Para além das mini-salas, as Salas de Roteiristas de fato podem estar ficando menores, mas são variáveis que se dão a partir do estilo de trabalho adotado pelo

showrunner e do formato da série. “Salas de Roteiristas para comédia são muito

diferentes das Salas para drama. Em geral, as equipes de comédia podem ter em média oito a dez roteiristas, enquanto no drama as equipes podem variar entre quatro a oito roteiristas” (PHALEN, 2018, p. 56, tradução minha). Há exceções, as grandes séries blockbusters normalmente aumentam suas equipes de roteiristas no decorrer das temporadas diante da grande audiência. Uma Sala de Roteiristas reduzida não significa a perda do valor do trabalho colaborativo, são dinâmicas eficientes de trabalho em grupo que independem do tamanho do grupo, e sim, da forma com a qual ele se organiza para realizar o seu trabalho. Um showrunner entrevistado por Kallas (LEIGHT in KALLAS, 2016, p.54) apresenta a sua Sala que começou com ele e outros quatro roteiristas: “Na realidade, é um número cômodo, cinco pessoas. Permite que todos tenham oportunidade de falar.

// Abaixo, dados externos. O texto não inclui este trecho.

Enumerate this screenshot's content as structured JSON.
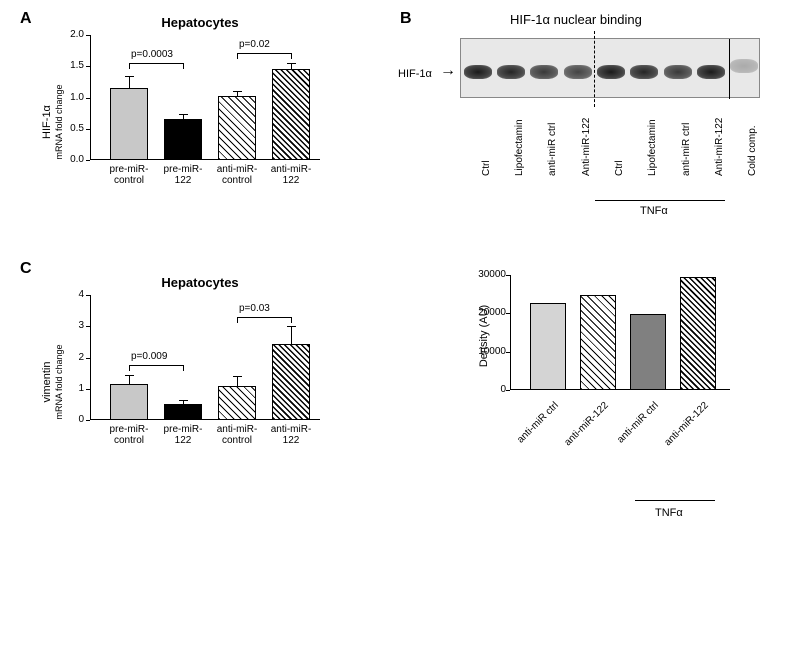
{
  "panelA": {
    "label": "A",
    "title": "Hepatocytes",
    "ylabel_line1": "HIF-1α",
    "ylabel_line2": "mRNA fold change",
    "ymax": 2.0,
    "ytick_step": 0.5,
    "yticks": [
      "0.0",
      "0.5",
      "1.0",
      "1.5",
      "2.0"
    ],
    "bars": [
      {
        "label_l1": "pre-miR-",
        "label_l2": "control",
        "value": 1.15,
        "err": 0.18,
        "fill": "#c8c8c8",
        "pattern": "none"
      },
      {
        "label_l1": "pre-miR-",
        "label_l2": "122",
        "value": 0.65,
        "err": 0.07,
        "fill": "#000000",
        "pattern": "none"
      },
      {
        "label_l1": "anti-miR-",
        "label_l2": "control",
        "value": 1.02,
        "err": 0.07,
        "fill": "#ffffff",
        "pattern": "hatch-thin"
      },
      {
        "label_l1": "anti-miR-",
        "label_l2": "122",
        "value": 1.45,
        "err": 0.08,
        "fill": "#ffffff",
        "pattern": "hatch-thick"
      }
    ],
    "sig": [
      {
        "from": 0,
        "to": 1,
        "y": 1.55,
        "label": "p=0.0003"
      },
      {
        "from": 2,
        "to": 3,
        "y": 1.72,
        "label": "p=0.02"
      }
    ]
  },
  "panelC": {
    "label": "C",
    "title": "Hepatocytes",
    "ylabel_line1": "vimentin",
    "ylabel_line2": "mRNA fold change",
    "ymax": 4,
    "yticks": [
      "0",
      "1",
      "2",
      "3",
      "4"
    ],
    "bars": [
      {
        "label_l1": "pre-miR-",
        "label_l2": "control",
        "value": 1.15,
        "err": 0.25,
        "fill": "#c8c8c8",
        "pattern": "none"
      },
      {
        "label_l1": "pre-miR-",
        "label_l2": "122",
        "value": 0.5,
        "err": 0.1,
        "fill": "#000000",
        "pattern": "none"
      },
      {
        "label_l1": "anti-miR-",
        "label_l2": "control",
        "value": 1.1,
        "err": 0.28,
        "fill": "#ffffff",
        "pattern": "hatch-thin"
      },
      {
        "label_l1": "anti-miR-",
        "label_l2": "122",
        "value": 2.42,
        "err": 0.55,
        "fill": "#ffffff",
        "pattern": "hatch-thick"
      }
    ],
    "sig": [
      {
        "from": 0,
        "to": 1,
        "y": 1.75,
        "label": "p=0.009"
      },
      {
        "from": 2,
        "to": 3,
        "y": 3.3,
        "label": "p=0.03"
      }
    ]
  },
  "panelB": {
    "label": "B",
    "title": "HIF-1α nuclear binding",
    "arrow_label": "HIF-1α",
    "lanes": [
      "Ctrl",
      "Lipofectamin",
      "anti-miR ctrl",
      "Anti-miR-122",
      "Ctrl",
      "Lipofectamin",
      "anti-miR ctrl",
      "Anti-miR-122",
      "Cold comp."
    ],
    "tnf_label": "TNFα",
    "density_chart": {
      "ylabel": "Density (AU)",
      "ymax": 30000,
      "yticks": [
        "0",
        "10000",
        "20000",
        "30000"
      ],
      "bars": [
        {
          "label": "anti-miR ctrl",
          "value": 22800,
          "fill": "#d4d4d4",
          "pattern": "none"
        },
        {
          "label": "anti-miR-122",
          "value": 24900,
          "fill": "#ffffff",
          "pattern": "hatch-thin"
        },
        {
          "label": "anti-miR ctrl",
          "value": 19800,
          "fill": "#808080",
          "pattern": "none"
        },
        {
          "label": "anti-miR-122",
          "value": 29400,
          "fill": "#ffffff",
          "pattern": "hatch-thick"
        }
      ],
      "tnf_label": "TNFα"
    }
  }
}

Com mais do que isso corre-se o risco de tomar um número excessivo de direções diferentes”. Depois, à medida que a temporada avançou, mais dois roteiristas entraram na equipe pois os roteiristas- produtores precisavam estar no set. E conclui que: “Imagino que cinco anos atrás eu teria tido uma equipe duas vezes maior” (Ibid., p. 55).

Independentemente da forma com a qual os roteiristas se organizam para trabalhar, vários aspectos do processo atual certamente persistirão. A maioria dos roteiristas de televisão, especialmente aqueles que trabalham com comédia, considera a colaboração de outros roteiristas como sendo pessoalmente gratificante, benéfica para o processo criativo e indispensável para cumprir prazos. Roteiristas valorizam trabalhar “em companhia de roteiristas”, e este processo seguramente não irá acabar tão cedo. No entanto, por muitas razões, incluindo questões orçamentárias e cronogramas de produção, futuras salas de roteiristas podem não ter tantos roteiristas como as de hoje. (PHALEN, 2018, p.104, tradução minha)

O caso brasileiro será exposto e examinado nos próximos capítulos a partir do modelo de Writers’ Room norte-americano, pois importamos este modelo de trabalho

para as nossas Salas de Roteiristas, ou boa parte dele, o adequamos e o hibridizamos com a nossa própria forma de contar histórias e a nossa própria riqueza cultural e narrativa. “Roteiristas de TV de outros países estão olhando para o processo de escrita de Hollywood, e em particular para o papel do showrunner, como sendo um modelo para aprimorar suas próprias formas de produzir” (PHALEN, p. 104, tradução minha).